Beijing-Shanghai high-speed railway to post annual profit

By Hu Weijia Source:Global Times Published: 2015-1-26 23:38:02

Results may not be repeated by other lines, experts warn

A Shanghai-bound high-speed train at Liuan station in East China's Anhui Province Photo: CFP

Graphics: GT


The Beijing-Shanghai high-speed railway is expected to report an annual profit of 1.2 billion yuan ($192 million) in 2014, according to a media report, but experts warned on Monday that the same success may not be seen with other high-speed rail lines.

More than 100 million passengers traveled on the Beijing-Shanghai high-speed railway in 2014, a rise of 27 percent year-on-year, providing 30 billion yuan in ticket revenue, the Xinhua News Agency reported on Sunday.

Factoring in business tax calculations, the railway will post an annual profit of 1.2 billion yuan for 2014, the first annual profit since it went into operation on June 30, 2011, it said.

This would mean it has only taken three years for the railway to start making a profit, better than the previously anticipated target of five years, the report said, citing Cai Qinghua, former chairman of Beijing-Shanghai High-speed Railway Corp, which operates the railway.

The better-than-expected results came amid a rapid increase in passenger numbers for the railway, which crosses some of the country's most developed regions where there is huge demand for travel, Zhang Zhuting, a professor at the Transport Management Institute under the Ministry of Transport, told the Global Times on Monday.

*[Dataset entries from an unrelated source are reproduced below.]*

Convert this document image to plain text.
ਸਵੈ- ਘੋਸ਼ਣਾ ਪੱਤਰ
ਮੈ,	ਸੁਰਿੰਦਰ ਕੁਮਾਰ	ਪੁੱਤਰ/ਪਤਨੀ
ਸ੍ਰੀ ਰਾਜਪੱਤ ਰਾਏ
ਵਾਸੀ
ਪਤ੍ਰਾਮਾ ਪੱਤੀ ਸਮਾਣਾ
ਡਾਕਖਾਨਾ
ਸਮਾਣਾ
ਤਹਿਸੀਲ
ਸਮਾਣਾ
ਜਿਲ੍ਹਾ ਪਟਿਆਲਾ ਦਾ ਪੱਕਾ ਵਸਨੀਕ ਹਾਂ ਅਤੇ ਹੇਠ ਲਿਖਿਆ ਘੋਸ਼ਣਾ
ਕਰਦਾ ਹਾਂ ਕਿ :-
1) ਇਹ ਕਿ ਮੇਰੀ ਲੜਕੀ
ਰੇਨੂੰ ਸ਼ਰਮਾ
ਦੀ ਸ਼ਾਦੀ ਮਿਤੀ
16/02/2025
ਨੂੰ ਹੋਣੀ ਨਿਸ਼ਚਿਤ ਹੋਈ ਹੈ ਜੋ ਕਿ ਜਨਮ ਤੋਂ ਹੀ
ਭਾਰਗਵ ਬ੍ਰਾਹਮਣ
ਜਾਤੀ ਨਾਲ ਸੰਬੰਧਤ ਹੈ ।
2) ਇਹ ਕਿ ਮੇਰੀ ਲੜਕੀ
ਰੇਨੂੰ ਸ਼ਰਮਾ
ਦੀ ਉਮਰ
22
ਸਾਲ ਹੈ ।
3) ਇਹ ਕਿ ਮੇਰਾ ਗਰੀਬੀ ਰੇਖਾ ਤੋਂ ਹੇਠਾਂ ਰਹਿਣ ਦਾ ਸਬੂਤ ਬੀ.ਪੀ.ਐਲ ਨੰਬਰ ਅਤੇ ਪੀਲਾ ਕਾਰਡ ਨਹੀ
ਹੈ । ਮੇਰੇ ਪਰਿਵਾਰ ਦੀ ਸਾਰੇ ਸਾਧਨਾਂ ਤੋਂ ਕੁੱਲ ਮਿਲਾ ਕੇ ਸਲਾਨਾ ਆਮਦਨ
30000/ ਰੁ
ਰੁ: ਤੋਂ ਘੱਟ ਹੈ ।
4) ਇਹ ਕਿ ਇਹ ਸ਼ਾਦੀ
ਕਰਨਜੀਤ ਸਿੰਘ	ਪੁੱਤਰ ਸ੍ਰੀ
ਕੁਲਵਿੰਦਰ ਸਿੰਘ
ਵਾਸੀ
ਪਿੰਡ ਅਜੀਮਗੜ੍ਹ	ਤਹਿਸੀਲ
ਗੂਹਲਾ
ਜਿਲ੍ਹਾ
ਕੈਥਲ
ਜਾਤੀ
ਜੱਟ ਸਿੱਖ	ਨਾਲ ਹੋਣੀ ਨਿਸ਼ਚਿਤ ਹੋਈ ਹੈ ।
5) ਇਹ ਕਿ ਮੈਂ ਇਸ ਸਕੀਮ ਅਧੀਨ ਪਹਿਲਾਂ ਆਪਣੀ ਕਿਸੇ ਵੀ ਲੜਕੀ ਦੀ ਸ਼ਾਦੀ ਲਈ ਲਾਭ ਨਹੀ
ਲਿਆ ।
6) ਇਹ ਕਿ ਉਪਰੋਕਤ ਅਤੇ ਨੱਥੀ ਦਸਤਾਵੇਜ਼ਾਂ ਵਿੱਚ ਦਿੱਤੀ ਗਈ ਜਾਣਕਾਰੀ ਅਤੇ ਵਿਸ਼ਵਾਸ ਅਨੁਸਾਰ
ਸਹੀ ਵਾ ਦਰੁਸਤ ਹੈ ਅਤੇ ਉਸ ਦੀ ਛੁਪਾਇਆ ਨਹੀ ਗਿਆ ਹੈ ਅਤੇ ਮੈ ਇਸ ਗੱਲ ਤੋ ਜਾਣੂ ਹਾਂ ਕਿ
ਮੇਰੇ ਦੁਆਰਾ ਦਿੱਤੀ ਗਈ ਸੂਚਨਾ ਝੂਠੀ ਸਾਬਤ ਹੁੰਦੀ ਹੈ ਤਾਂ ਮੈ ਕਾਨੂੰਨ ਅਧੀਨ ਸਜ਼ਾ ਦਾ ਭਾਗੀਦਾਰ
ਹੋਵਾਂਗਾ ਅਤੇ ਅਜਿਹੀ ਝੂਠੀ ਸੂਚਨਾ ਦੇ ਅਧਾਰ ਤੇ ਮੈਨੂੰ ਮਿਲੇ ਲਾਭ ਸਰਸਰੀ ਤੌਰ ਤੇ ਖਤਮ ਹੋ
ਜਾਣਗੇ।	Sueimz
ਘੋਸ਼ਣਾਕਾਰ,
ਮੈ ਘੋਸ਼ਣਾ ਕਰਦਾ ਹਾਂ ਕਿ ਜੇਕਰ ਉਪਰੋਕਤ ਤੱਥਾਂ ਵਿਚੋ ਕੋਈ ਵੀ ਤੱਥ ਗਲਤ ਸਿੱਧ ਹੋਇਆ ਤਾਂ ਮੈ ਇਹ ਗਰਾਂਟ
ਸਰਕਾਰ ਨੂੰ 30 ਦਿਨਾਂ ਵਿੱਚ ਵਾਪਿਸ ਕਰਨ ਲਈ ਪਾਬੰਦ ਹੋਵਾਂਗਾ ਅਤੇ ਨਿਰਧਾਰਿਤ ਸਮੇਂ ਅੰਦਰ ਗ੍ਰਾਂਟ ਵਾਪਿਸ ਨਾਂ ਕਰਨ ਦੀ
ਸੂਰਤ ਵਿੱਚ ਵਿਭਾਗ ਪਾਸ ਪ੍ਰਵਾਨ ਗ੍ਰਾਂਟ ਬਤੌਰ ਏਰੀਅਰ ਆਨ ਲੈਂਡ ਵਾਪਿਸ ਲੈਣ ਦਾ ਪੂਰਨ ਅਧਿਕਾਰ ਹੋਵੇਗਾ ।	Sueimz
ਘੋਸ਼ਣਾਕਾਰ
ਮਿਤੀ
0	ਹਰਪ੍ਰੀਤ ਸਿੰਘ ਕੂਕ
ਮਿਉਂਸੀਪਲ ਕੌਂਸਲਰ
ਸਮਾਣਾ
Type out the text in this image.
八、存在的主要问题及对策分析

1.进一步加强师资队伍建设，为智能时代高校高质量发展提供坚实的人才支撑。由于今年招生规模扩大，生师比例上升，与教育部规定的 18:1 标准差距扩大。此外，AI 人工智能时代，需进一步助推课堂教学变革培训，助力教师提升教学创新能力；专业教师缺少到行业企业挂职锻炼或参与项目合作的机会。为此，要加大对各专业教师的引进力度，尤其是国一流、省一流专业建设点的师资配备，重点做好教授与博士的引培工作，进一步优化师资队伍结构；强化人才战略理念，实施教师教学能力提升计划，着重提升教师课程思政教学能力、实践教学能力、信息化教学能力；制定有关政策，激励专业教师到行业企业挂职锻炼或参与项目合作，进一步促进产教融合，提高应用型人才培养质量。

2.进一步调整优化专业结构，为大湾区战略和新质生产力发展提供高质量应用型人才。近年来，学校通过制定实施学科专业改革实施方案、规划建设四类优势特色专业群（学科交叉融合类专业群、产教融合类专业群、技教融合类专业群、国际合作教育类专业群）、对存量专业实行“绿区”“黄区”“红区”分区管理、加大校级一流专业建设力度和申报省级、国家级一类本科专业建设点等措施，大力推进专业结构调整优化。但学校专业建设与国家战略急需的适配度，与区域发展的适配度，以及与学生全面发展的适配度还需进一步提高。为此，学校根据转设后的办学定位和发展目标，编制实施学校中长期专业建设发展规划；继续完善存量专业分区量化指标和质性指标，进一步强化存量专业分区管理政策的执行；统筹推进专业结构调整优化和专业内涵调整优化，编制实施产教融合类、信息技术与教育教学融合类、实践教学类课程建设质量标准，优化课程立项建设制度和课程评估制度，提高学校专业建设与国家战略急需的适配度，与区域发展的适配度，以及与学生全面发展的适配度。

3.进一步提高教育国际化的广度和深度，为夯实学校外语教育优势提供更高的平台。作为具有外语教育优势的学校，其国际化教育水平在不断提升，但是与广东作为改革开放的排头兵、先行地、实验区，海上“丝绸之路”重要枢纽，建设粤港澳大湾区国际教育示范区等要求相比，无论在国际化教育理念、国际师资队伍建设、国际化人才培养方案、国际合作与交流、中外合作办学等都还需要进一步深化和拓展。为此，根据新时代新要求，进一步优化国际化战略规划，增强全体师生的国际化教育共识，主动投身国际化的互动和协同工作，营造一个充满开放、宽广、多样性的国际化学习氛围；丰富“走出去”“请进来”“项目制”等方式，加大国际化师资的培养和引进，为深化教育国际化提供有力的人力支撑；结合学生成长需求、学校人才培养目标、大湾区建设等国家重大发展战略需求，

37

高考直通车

Built with investment of around 209 billion yuan, the 1,318 kilometer railway allows people to travel from Beijing to Shanghai in less than six hours, a huge improvement from the standard rail trip, which takes more than 10 hours.

It's efficient to take the railway instead of flying, as it is cheaper and the trip will not be affected by bad weather, Jiang Li, a businessman who often travels between Beijing and Shanghai, told the Global Times on Monday.

The advantages compared to flying have helped the railway become profitable two years ahead of time, but it doesn't mean the 209 billion yuan in investment has been recouped, Zhang said, noting that the annual profit only signifies the difference between revenue and expenditure each year.

"The Beijing-Shanghai high-speed railway achieved profits ahead of schedule due to its large traffic flow. The success may not be repeated by other high-speed railways, especially those in the central and western regions that are less densely populated and less developed," Zhao Jian, a professor at Beijing Jiaotong University, told the Global Times on Monday.

The construction of high-speed railways in central and western regions should be planned based on development of the local economy and real travel demand, Zhao said.

The investment into the Beijing-Shanghai high-speed railway and its interest is scheduled to be paid off in 14 years after the railway first reports an annual profit, Cai was quoted by the Xinhua report as saying.

According to a report released in May 2013 by US-based research organization Reason Foundation, the majority of high-speed railways worldwide require large government subsidies and only two of them are profitable: Paris-Lyon in France and Tokyo-Osaka in Japan.

The construction costs for high-speed railways are usually two or three times higher than for ordinary railways, and high operating expenses make it hard for high-speed railways to be profitable, Zhao noted.

But Zhao said the investment efficiency of Chinese high-speed railway projects is higher than that of such projects in other countries and regions.

According to a research report released by the World Bank in July 2014, China's railway network has been built at a relatively low unit cost compared with similar projects elsewhere.

"China's high-speed railway, which has a maximum speed of 350 kilometers per hour, has a typical infrastructure unit cost of about $17-21 million per kilometer, with a high ratio of viaducts and tunnels. The cost of high-speed railway construction in Europe, with a speed of 300 kilometers per hour or above, is estimated to be of the order of $25-39 million per kilometer," the World Bank report said.

In terms of high-speed railway length, China also leads the world with 16,000 kilometers in operation by the end of 2014, covering 28 out of 31 provincial regions in the country, the Xinhua report said.

China's high-speed rail technology is reliable and the costs are low, giving the country an advantage in exporting the technology to other countries, Zhao noted.